Não sei bem quando vi a Morte pela primeira vez. Segundo as minhas contas terá sido a do meu Avô. A mulher dele, minha Avó, exigiu-me o preto por dias. Os meus pais não rebateram. Eu tinha dez anos.
A sensação do luto, esse sentimento ligado a uma perda, normalmente trazendo com ela dor e angústia - eternas enquanto duram - não entra na minha casa. Nunca morou em mim. Não concebo viver um luto. Sei que não é racional, é emocional; para mim é todo um corpo e uma alma a avançarem para um caminho escuro, negro, cancerígeno, até a um fim – seja qual for a vantagem ou a desvantagem desse final. Tal como uma carta com um esqueleto quando lançamos o destino dos outros, o fim não implica Morte. A Morte não implica fim. O luto pode ser limpeza. O luto deve ser limpeza. O luto deve ser respeito. O luto não é só o preto ou o branco das calças e do casaco.
Mas o luto não habita em mim. Nunca habitou. Sou das que cai das falésias e se esmaga no chão agreste de terra batida e não enluta. Sou das que ouve (quantas vezes, Vida, te ouvi a anunciares-me isso?!) “Quero preparar-te para uma notícia: ele morreu.” “Sofia, ela está morta.” Ouvi vezes sem fim a Morte nas palavras das notícias dos outros. Nunca fiz luto. Limpei cadáveres e beijei-os na cara. No dia seguinte não mais me lembrei deles.

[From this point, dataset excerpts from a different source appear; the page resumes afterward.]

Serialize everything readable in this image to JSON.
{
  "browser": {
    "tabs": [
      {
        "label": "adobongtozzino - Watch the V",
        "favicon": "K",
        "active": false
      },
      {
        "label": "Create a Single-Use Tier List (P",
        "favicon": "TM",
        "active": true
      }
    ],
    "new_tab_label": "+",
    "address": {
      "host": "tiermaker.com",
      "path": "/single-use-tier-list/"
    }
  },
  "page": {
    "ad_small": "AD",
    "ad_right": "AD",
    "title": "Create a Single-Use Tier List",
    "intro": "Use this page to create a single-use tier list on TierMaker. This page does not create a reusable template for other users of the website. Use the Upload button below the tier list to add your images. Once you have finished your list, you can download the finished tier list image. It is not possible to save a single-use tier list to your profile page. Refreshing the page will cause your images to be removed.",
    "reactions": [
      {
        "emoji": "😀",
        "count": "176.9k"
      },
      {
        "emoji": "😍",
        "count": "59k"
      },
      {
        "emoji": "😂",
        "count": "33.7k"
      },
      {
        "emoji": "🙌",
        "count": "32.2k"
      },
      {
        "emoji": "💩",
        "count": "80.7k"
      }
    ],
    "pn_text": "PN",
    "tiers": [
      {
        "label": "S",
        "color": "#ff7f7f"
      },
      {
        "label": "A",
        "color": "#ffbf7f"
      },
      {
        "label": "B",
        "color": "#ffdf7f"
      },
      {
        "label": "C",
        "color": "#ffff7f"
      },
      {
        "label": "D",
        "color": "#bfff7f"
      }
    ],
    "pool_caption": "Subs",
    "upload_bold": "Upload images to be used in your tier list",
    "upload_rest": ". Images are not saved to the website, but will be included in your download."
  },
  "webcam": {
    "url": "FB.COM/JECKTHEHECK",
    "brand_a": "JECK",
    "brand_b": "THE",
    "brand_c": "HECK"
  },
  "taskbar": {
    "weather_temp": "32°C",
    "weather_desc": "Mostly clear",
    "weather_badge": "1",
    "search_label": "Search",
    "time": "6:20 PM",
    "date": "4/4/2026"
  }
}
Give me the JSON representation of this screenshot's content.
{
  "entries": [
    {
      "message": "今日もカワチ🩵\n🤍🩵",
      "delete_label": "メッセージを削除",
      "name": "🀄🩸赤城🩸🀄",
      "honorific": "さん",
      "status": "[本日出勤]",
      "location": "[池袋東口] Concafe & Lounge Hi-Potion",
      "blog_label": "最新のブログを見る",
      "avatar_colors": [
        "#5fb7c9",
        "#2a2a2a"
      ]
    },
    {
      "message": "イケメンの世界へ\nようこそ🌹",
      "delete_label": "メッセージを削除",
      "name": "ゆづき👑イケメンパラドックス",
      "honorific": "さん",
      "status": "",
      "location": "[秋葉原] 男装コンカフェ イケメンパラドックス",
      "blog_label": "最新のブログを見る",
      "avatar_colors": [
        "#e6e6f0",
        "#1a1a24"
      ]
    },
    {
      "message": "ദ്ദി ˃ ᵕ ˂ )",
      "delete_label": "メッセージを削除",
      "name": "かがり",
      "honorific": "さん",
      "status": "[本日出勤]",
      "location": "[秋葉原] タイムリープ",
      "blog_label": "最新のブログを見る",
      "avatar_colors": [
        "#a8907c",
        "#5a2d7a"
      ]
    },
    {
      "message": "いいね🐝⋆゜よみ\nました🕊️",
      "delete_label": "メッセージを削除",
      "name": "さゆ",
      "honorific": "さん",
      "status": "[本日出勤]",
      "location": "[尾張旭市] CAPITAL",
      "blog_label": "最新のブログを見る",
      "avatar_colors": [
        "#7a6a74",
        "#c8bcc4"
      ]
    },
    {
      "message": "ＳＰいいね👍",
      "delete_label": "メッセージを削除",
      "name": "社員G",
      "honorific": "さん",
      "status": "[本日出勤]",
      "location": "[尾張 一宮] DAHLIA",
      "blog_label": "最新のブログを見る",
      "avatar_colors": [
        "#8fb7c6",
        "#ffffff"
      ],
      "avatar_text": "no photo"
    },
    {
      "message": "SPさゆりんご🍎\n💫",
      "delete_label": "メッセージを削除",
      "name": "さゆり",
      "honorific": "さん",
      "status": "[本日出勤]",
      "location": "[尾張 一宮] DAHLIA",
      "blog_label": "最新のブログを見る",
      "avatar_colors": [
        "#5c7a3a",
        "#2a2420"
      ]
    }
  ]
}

Por vezes pergunto-me se não deveria assumir um pouco o papel da carpideira chorosa. Reconheço que me perco na minha própria (in)sensibilidade. Vou para casa pensar nela. Não sofro a perda de um familiar, de um cão, de um emprego. Sofro mais por quem não nasceu, pelo que não nasceu, por aquilo que nem ousei que se criasse. Creio que o meu maior luto será mesmo o luto pelos sonhos não cumpridos, pela estrada que não segui, pelo livro que escrevi e que esqueci na gaveta das memórias sem interesse.
Não sei se por defesa se por ciclos fechados, a verdade é que vivi sempre intensamente a Vida mas nunca a Morte do que tive e de quem tive. Um pouco como o autocarro seguinte que passa minutos depois de perder o atual. Faz-me bem pensar que sigo em frente, nariz empinado e costas direitas.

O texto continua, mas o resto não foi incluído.